The Company derives its revenue primarily from the sale of medical products and supplies for the diagnosis and prevention of cancer. Product revenue is recognized when all four of the following criteria are met: (1) persuasive evidence that an arrangement exists; (2) delivery of the products has occurred; (3) the selling price of the product is fixed or determinable; and (4) collectability is reasonably assured. The Company generates the majority of its revenue from the sale of inventory. The Company recognizes revenue when title and risk of loss transfer to the customer and all other revenue recognition criteria have been met. For a small subset of sales in Germany, the Company and its customers agree in the sales contract that risk of loss and title transfer upon the Company packing the items for shipment and notifying the Customer that their items are ready for pickup. The Company records such sales at time of completed packaging and segregation of the items from general inventory and notification has been confirmed by the customer.
 
Cash and Cash Equivalents
 
The Company considers all cash on deposit and highly-liquid debt instruments purchased with original maturities of three months or less to be cash and cash equivalents.
 
Accounts Receivable
 
The Company generates accounts receivable from the sale of its products. The Company provides for a reserve against receivables for estimated losses that may result from a customer's inability or unwillingness to pay. The allowance for doubtful accounts is estimated primarily based upon historical write-off percentages, known problem accounts, and current economic conditions. Accounts are written off against the allowance for doubtful accounts when the Company determines that amounts are not collectable. Recoveries of previously written-off accounts are recorded when collected.
 
Inventories
 
Inventories are stated at the lower of cost or market. Market, which represents selling price less cost to sell, considers general market and economic conditions, periodic reviews of current profitability and product warranty costs.
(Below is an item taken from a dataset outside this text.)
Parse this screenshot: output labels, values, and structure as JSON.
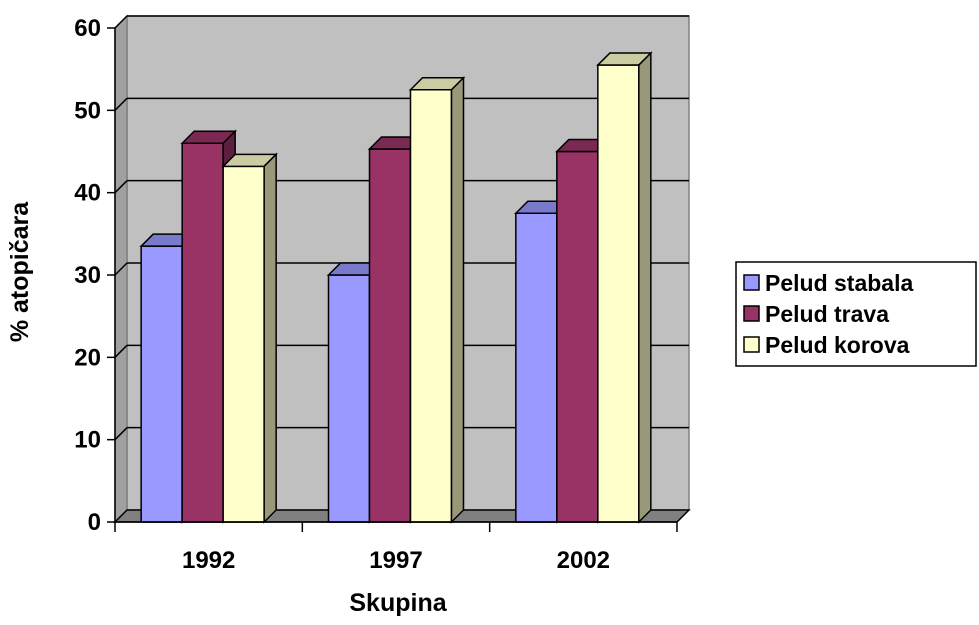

Work in process and supplies of consumables are reviewed to determine if inventory quantities are in excess of forecasted usage or if they have become obsolete.
 
Property and Equipment
 
Property and equipment are stated at cost, less accumulated depreciation and amortization. Property and equipment are depreciated using the straight-line method over the estimated useful lives of the assets as follows:
 
Buildings
33 yrs
Machinery and equipment
3-10yrs
Office furniture and equipment
2-10 yrs
Vehicles
5 yrs
Computer equipment
3-5 yrs
 
Normal maintenance and repairs for equipment are charged to expense as incurred, while significant improvements are capitalized.
 
Research and Development
 
All research and development costs are expensed as incurred. Research and development costs consist of engineering, product development, testing, developing and validating the manufacturing process, and regulatory related costs.
 
Pro Forma Financial Information
 
As discussed in Note 1, in April 2014, the Company was acquired by CytoCore, Inc., a US public company. Upon closing of the Merger, the financial statements Medite Enterprise, Inc. became those of CytoCore, Inc. Pursuant to Securities and Exchange Commission Staff Accounting Bulletin Number 1B.2 "Pro Forma Financial Statements and Earnings per Share" ("SAB 1B.2"), pro forma earnings per share information on the face of the statement of operations has been presented which reflects the impact of the Company's change in capital structure as if it had occurred at the commencement of operations on January 1, 2013.